Learn more about Guest’s varied career in the arts and how he got there in the Q&A below!
Where has your music career taken you since graduation?
After graduation, I immediately moved to Denver, Colorado to be a young artist with Opera Colorado from 2012 – 2014. During that time, I also participated in summer training programs like Opera in the Ozarks and Chautauqua Opera Company. Upon completion of Opera Colorado’s Young Artist Program, I moved my home base to New York City where I was able to freely travel across the country launching a regional opera career while gaining notice in the New York City opera scene. This took me to various performance opportunities in California, Texas, North Carolina, Florida, Colorado, Connecticut, New York State, New Jersey, Washington State and many more. In 2019, I decided to make a concerted shift in my career towards opera administration and accepted a position with Opera Colorado as the manager of education and community engagement and the manager of the Artist in Residence Program. I find it serendipitous to wind up where my performance career began.
Is there one thing that has surprised you about a career in the arts that you didn’t expect?
One thing that surprised me, and something that I cherish about the business to this day, is the relationships you form with your fellow singers/performers/production staff. The gypsy life can be lonely and difficult at times, but the fabulous colleagues and humans you get to share your job and your life with are what make it all worth it. Singers truly are their own breed and some of the closest friends I have to this day are singers with whom I spent a few short weeks.
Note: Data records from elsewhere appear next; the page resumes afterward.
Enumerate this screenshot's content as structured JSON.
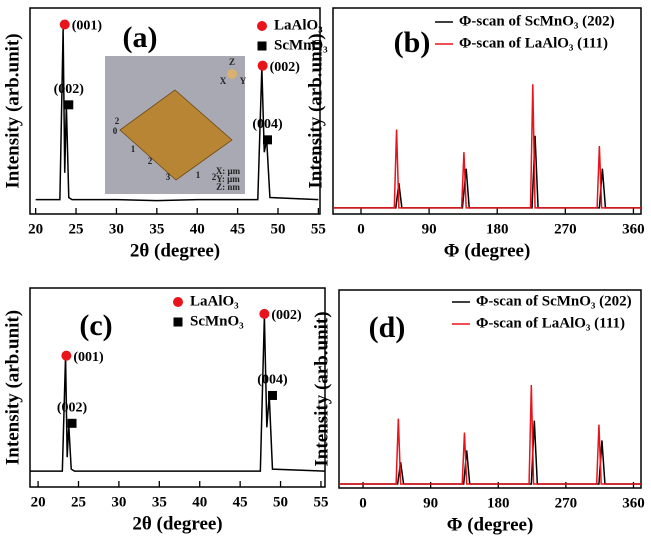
{
  "chart_data": [
    {
      "type": "line",
      "panel": "(a)",
      "xlabel": "2θ (degree)",
      "ylabel": "Intensity (arb.unit)",
      "xlim": [
        19.3,
        55.2
      ],
      "xticks": [
        20,
        25,
        30,
        35,
        40,
        45,
        50,
        55
      ],
      "ylim": [
        0,
        100
      ],
      "series": [
        {
          "color": "#000000",
          "x": [
            20,
            23.0,
            23.4,
            23.6,
            23.8,
            24.1,
            24.5,
            30,
            35,
            40,
            45,
            47.5,
            48.0,
            48.3,
            48.6,
            49.0,
            55
          ],
          "values": [
            7,
            7,
            90,
            20,
            53,
            8,
            7,
            7,
            6.5,
            7,
            7,
            7,
            71,
            30,
            36,
            8,
            7
          ]
        }
      ],
      "markers": [
        {
          "name": "LaAlO₃",
          "color": "#e8141c",
          "shape": "circle",
          "x": [
            23.6,
            48.1
          ],
          "y": [
            92,
            72
          ],
          "labels": [
            "(001)",
            "(002)"
          ]
        },
        {
          "name": "ScMnO₃",
          "color": "#000000",
          "shape": "square",
          "x": [
            24.1,
            48.7
          ],
          "y": [
            53,
            36
          ],
          "labels": [
            "(002)",
            "(004)"
          ]
        }
      ],
      "inset": [
        "Z",
        "X",
        "Y",
        "2",
        "0",
        "1",
        "2",
        "3",
        "1",
        "2",
        "X: μm",
        "Y: μm",
        "Z: nm"
      ]
    },
    {
      "type": "line",
      "panel": "(b)",
      "xlabel": "Φ (degree)",
      "ylabel": "Intensity (arb.unit)",
      "xlim": [
        -37,
        370
      ],
      "xticks": [
        0,
        90,
        180,
        270,
        360
      ],
      "ylim": [
        0,
        100
      ],
      "series": [
        {
          "name": "Φ-scan of ScMnO₃ (202)",
          "color": "#000000",
          "x": [
            -37,
            46,
            50,
            54,
            134,
            139,
            143,
            226,
            230,
            234,
            315,
            319,
            323,
            370
          ],
          "values": [
            3,
            3,
            15,
            3,
            3,
            22,
            3,
            3,
            38,
            3,
            3,
            22,
            3,
            3
          ]
        },
        {
          "name": "Φ-scan of LaAlO₃  (111)",
          "color": "#e8141c",
          "x": [
            -37,
            44,
            47,
            50,
            133,
            136,
            139,
            224,
            227,
            230,
            312,
            315,
            318,
            370
          ],
          "values": [
            3,
            3,
            41,
            3,
            3,
            30,
            3,
            3,
            63,
            3,
            3,
            33,
            3,
            3
          ]
        }
      ]
    },
    {
      "type": "line",
      "panel": "(c)",
      "xlabel": "2θ (degree)",
      "ylabel": "Intensity (arb.unit)",
      "xlim": [
        19,
        55.5
      ],
      "xticks": [
        20,
        25,
        30,
        35,
        40,
        45,
        50,
        55
      ],
      "ylim": [
        0,
        100
      ],
      "series": [
        {
          "color": "#000000",
          "x": [
            19,
            23.0,
            23.4,
            23.6,
            23.8,
            24.1,
            24.5,
            30,
            35,
            40,
            45,
            47.5,
            48.0,
            48.3,
            48.6,
            49.0,
            55.5
          ],
          "values": [
            8,
            8,
            66,
            15,
            31,
            9,
            8,
            8,
            8,
            8,
            8,
            8,
            86,
            30,
            46,
            9,
            8
          ]
        }
      ],
      "markers": [
        {
          "name": "LaAlO₃",
          "color": "#e8141c",
          "shape": "circle",
          "x": [
            23.5,
            48.0
          ],
          "y": [
            66,
            87
          ],
          "labels": [
            "(001)",
            "(002)"
          ]
        },
        {
          "name": "ScMnO₃",
          "color": "#000000",
          "shape": "square",
          "x": [
            24.2,
            49.0
          ],
          "y": [
            32,
            46
          ],
          "labels": [
            "(002)",
            "(004)"
          ]
        }
      ]
    },
    {
      "type": "line",
      "panel": "(d)",
      "xlabel": "Φ (degree)",
      "ylabel": "Intensity (arb.unit)",
      "xlim": [
        -32,
        370
      ],
      "xticks": [
        0,
        90,
        180,
        270,
        360
      ],
      "ylim": [
        0,
        100
      ],
      "series": [
        {
          "name": "Φ-scan of ScMnO₃ (202)",
          "color": "#000000",
          "x": [
            -32,
            46,
            50,
            54,
            134,
            138,
            142,
            224,
            228,
            232,
            314,
            318,
            322,
            370
          ],
          "values": [
            2,
            2,
            13,
            2,
            2,
            19,
            2,
            2,
            34,
            2,
            2,
            24,
            2,
            2
          ]
        },
        {
          "name": "Φ-scan of LaAlO₃  (111)",
          "color": "#e8141c",
          "x": [
            -32,
            44,
            47,
            50,
            132,
            135,
            138,
            221,
            224,
            227,
            311,
            314,
            317,
            370
          ],
          "values": [
            2,
            2,
            35,
            2,
            2,
            28,
            2,
            2,
            52,
            2,
            2,
            32,
            2,
            2
          ]
        }
      ]
    }
  ]
}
What accomplishments in your career do you feel most proud of?
In the summer of 2017 I became the co-founder and director of Musical Studies Summer Vocal Arts Camp on Long Island to bring opera and musical theater to the local youth. Through music theory, yoga, voice training, masterclasses with industry professionals and performance, the student were able to learn, grow and explore in ways they had no access to previously. I am immensely proud of this work and it is was initially sparked my interest in teaching and administration.
Are there specific skills or things you learned at the Moores School of Music that you find valuable in your career now? What are they?
One of the most valuable skills I learned from my time at the Moores Opera Center was how to speak to patrons and audience members and the importance of giving of my time and energy in this way. Opera in this country is largely supported by private donation and knowing the value of face time after a performance prepared me for actual career situations where my position and future work relied upon it. The Moores Opera Center Director Buck Ross insisted all the performers go out and meet the audience after every performance, and I thank him to this day for those and the many other skills he imparted.
What is coming up for you in the future that we should watch for?
As the manager of education and community engagement, I will help design new and interesting programming to serve the Denver Metro and the broader Colorado areas.